The short answer would be - Yes.
In the wake of cheaper and larger capacity USB/SD/MMC Flash drives, the idea of carrying all your applications, and information with you on the go, is certainly an appealing idea.
This has also given birth to a whole generation of portable applications that will run directly from your thumbdrive. This all sounds incredibly exciting, but before we embrace this readily, it is important to note that yes, flash memory has a lifespan based on how many times it flashes or writes to the disk.
Estimations of maximum amount of disk writes range widely from 10,000 to 100,000 times based on quality of the drive. This interactive spreadsheet below gives you an idea of how long your disk would last based on usage.
To put it into context, if you just backup your data on a daily basis, you’re probably quite safe. Other culprits include full blown applications not truly meant for portable use that may write to the disk constantly and really kill your flashdisk lifespan. That said, there are a fair amount of portable applications around which work well, minimise writing to the disk, and offers a great deal of convenience. Links to sites which offer built-for-portable-devices, can be found in the section below.
All in all, there are true merits about high quality flash drives, and all of a sudden 5 year warranties for branded thumbdrives don’t seem so ridiculous anymore… so choose wisely based on your usage patterns.
Leo Nottenboom of ask-leo.com looks in detail at this subject, and you can read his full article here.
Related Links:
Portable Freeware from PortableApps.com
Portable Freeware from Portablefreeware.com
Portable Freeware from Snap Files
Ask Leo
Technorati Tags: usb, flash, mmc, sd, ask+leo, portable, freeware, thumbdrive, numsum






May 8th, 2006 at 4:29 am
Any modern flash device should be doing bad block substitution. Thus, your drive should degrade in capacity well before it quits working altogether.
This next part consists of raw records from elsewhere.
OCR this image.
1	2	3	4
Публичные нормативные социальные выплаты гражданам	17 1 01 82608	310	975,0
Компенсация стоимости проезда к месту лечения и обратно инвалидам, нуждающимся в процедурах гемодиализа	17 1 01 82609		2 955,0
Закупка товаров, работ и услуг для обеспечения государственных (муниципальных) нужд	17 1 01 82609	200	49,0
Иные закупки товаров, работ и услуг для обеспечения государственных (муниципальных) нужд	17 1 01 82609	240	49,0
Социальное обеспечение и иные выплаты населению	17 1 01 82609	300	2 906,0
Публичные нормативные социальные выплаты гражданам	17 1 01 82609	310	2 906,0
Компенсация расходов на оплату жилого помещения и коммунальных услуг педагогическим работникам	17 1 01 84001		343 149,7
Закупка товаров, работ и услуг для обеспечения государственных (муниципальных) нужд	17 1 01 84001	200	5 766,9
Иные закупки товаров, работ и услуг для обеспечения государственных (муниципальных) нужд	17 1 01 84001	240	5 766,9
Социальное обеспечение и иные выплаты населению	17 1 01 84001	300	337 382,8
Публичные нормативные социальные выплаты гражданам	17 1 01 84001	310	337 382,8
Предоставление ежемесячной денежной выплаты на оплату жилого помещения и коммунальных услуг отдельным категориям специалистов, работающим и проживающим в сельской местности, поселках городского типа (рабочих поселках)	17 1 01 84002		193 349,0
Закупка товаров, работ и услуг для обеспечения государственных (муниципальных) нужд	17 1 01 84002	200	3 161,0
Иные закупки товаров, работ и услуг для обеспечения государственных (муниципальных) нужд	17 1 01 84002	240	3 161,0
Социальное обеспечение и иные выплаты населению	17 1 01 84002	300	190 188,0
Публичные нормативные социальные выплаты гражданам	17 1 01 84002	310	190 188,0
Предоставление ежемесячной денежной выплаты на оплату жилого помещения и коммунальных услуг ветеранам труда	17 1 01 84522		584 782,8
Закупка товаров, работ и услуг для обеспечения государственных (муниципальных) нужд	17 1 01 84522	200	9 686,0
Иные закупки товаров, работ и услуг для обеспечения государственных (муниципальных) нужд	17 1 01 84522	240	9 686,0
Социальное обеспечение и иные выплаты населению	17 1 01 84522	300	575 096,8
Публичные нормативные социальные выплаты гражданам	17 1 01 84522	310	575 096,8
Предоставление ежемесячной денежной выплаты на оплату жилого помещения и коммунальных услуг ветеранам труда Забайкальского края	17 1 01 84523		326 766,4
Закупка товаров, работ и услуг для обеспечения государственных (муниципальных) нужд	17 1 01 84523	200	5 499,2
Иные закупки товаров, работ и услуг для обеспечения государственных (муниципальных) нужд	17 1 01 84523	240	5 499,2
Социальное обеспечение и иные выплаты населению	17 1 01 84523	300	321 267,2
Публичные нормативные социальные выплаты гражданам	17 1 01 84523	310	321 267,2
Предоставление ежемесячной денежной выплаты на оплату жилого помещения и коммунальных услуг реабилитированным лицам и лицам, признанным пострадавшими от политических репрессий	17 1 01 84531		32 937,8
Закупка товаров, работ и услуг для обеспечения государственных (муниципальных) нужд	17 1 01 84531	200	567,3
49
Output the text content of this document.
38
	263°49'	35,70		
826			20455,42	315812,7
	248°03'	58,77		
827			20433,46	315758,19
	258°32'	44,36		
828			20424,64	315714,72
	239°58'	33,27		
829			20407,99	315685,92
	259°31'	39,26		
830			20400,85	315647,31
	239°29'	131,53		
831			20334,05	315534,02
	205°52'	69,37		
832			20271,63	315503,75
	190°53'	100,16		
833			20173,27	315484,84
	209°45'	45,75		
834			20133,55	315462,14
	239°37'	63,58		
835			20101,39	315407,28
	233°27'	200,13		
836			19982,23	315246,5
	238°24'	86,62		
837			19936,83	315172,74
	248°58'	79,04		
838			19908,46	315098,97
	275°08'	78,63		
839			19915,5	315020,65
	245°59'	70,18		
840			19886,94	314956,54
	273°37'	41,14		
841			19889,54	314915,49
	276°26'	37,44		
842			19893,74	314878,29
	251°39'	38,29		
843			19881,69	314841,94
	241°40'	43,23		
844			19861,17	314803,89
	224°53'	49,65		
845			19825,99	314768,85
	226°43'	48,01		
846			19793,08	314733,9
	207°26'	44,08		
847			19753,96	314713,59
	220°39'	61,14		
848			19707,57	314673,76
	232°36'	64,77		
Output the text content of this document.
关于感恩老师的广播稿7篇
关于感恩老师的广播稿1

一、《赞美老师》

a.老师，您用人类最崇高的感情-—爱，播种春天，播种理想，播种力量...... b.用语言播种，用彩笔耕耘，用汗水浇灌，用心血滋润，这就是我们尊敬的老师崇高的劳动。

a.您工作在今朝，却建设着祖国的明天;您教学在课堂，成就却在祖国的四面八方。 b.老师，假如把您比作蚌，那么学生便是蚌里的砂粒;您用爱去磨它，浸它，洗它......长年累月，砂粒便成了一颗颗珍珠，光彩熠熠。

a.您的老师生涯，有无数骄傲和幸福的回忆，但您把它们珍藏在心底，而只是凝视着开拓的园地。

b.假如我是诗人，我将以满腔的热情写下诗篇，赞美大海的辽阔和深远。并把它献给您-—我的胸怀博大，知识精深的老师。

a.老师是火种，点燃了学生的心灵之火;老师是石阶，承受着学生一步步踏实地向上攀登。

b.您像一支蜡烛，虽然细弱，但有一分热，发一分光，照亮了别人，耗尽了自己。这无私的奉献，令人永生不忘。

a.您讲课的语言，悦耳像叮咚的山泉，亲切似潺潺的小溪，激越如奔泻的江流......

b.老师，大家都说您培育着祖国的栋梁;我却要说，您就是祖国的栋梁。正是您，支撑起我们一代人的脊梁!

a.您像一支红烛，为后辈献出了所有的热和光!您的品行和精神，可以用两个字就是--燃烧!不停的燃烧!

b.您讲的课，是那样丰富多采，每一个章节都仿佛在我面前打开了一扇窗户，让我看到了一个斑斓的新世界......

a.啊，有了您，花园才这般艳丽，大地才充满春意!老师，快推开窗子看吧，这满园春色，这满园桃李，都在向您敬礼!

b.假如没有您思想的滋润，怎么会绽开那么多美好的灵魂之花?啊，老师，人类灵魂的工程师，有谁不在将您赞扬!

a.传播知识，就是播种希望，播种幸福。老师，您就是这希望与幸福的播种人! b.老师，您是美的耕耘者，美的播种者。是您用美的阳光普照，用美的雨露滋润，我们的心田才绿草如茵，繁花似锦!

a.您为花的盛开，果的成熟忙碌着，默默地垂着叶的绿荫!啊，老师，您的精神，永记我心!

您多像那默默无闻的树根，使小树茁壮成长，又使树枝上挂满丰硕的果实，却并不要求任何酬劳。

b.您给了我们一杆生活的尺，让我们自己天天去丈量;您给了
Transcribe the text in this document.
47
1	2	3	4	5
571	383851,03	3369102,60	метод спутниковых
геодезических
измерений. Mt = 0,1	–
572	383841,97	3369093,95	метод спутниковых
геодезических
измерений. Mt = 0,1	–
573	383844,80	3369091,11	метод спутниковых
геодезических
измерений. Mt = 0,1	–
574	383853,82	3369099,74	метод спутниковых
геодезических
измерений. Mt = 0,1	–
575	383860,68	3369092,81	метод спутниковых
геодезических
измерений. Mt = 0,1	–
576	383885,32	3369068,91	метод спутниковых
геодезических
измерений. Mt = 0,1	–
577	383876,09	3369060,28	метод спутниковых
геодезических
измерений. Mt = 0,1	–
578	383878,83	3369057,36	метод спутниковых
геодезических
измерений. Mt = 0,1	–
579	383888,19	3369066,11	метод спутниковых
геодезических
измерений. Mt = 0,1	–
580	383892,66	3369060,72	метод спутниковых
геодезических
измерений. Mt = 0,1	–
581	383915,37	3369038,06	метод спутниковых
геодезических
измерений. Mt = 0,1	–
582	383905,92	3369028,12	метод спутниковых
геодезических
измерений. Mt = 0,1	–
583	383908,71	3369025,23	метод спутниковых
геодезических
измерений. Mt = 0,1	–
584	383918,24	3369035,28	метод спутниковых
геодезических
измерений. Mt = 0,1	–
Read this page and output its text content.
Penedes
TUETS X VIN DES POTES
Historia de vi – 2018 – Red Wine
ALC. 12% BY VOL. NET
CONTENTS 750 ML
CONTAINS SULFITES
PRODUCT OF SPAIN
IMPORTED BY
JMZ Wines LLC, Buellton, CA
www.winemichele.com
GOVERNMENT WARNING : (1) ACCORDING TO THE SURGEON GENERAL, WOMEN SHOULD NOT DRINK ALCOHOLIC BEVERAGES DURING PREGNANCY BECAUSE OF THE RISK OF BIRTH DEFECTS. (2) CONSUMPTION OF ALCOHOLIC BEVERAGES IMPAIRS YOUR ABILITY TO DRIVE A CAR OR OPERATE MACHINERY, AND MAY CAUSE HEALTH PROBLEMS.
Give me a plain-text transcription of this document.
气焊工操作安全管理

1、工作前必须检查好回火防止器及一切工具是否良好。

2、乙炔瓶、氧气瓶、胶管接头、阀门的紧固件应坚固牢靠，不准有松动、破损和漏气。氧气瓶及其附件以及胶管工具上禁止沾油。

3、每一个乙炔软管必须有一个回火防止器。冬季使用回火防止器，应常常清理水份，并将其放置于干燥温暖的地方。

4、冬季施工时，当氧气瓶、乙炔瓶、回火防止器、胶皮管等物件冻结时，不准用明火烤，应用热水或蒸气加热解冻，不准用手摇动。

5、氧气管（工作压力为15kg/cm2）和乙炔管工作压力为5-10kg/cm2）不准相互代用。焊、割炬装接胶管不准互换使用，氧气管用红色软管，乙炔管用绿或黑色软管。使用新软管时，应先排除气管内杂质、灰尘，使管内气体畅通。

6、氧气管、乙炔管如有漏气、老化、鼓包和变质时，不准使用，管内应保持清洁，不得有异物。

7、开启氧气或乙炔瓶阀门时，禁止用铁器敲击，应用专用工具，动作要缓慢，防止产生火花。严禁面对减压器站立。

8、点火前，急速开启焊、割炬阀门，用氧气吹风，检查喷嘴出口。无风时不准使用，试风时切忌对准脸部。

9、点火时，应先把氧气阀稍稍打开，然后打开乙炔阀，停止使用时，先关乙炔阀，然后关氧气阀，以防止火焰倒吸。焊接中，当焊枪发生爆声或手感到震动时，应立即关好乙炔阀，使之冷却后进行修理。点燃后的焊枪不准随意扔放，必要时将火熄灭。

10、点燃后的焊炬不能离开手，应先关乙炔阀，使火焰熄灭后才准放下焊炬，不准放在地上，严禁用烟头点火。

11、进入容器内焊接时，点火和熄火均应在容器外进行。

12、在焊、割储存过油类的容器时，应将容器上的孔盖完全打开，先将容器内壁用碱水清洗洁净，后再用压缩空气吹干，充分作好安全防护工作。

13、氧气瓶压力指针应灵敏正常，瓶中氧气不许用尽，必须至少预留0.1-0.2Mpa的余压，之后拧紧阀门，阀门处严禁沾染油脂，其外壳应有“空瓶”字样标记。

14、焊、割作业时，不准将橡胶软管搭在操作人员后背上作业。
Certainly all data should exist in multiple independent locations, but flash drives are pretty reliable as storage goes—especially compared to magnetic and optical media with its host of potential problems.
May 8th, 2006 at 7:48 am
When flash part lifetimes are specified in terms of write cycles, it’s in terms of write cycles per block, not on the flash part as a whole. Different parts can have different write-block sizes; some can be written one byte at a time, others may require 4 bytes or 16 bytes (for example) to be written at a time. Consumer products that use flash memory (like MP3 players, keychain drives, and digital camera memory cards) also include “wear leveling” write-management algorithms that spread writes out across the flash parts. The upshot is that a flash part with a 1M write rating and (say) 1M blocks will actually last for something like (1M x 1M) a trillion block writes.
And the previous anon post is correct as well; when a block goes bad, it’s not the end of the device’s useful life, because consumer-grade flash devices are designed to handle that situation gracefully.
The whole idea of “portable apps” is that they are designed to minimize or eliminate the number of times they write to their home directories, which are presumed to be stored in flash. There are portable versions of Firefox and Opera (for example) that in normal operation don’t write to their home directories at all.
There’s nothing wrong with taking care to minimize the writes to a flash storage device, but in practice it’s probably not how most keychain drives will die. I bet most keychain drives will get lost, stolen, run through the washing machine, accidentally crushed in a variety of entertaining ways, or simply abandoned due to obsolescence before they go bad.
May 8th, 2006 at 10:18 am
Most portable apps that can be stored on a flash drive aren’t mission critical. Most of the time, they are tech tools that can be usefull pretty much anywhere. Who cares if the drive fails? Get another one and copy back that portable app on it!
Kiltak
[Geeks Are Sexy] Tech. News
May 8th, 2006 at 6:36 pm
I believe, (Not certain) that when a drive “wears out” it will become unwriteable, but reading from it will still work, so you should be able to retrieve your data and move it to a new drive. Once again, I’m not certain this is correct.
March 5th, 2008 at 3:59 am
The big question arising from the spreadsheet is which drives are of which (low, medium, high) quality. I suspect that price alone is not the main determinant of such, as is the case for many classes of products. Any sources of “mean writes before failure” or whatever for the different brands? If so, I hope the numbers are more realistic than those old MTBFs they used to have in hard drive ads. How good are those el cheapo 8GB flash drives that MicroCenter sells for under $30?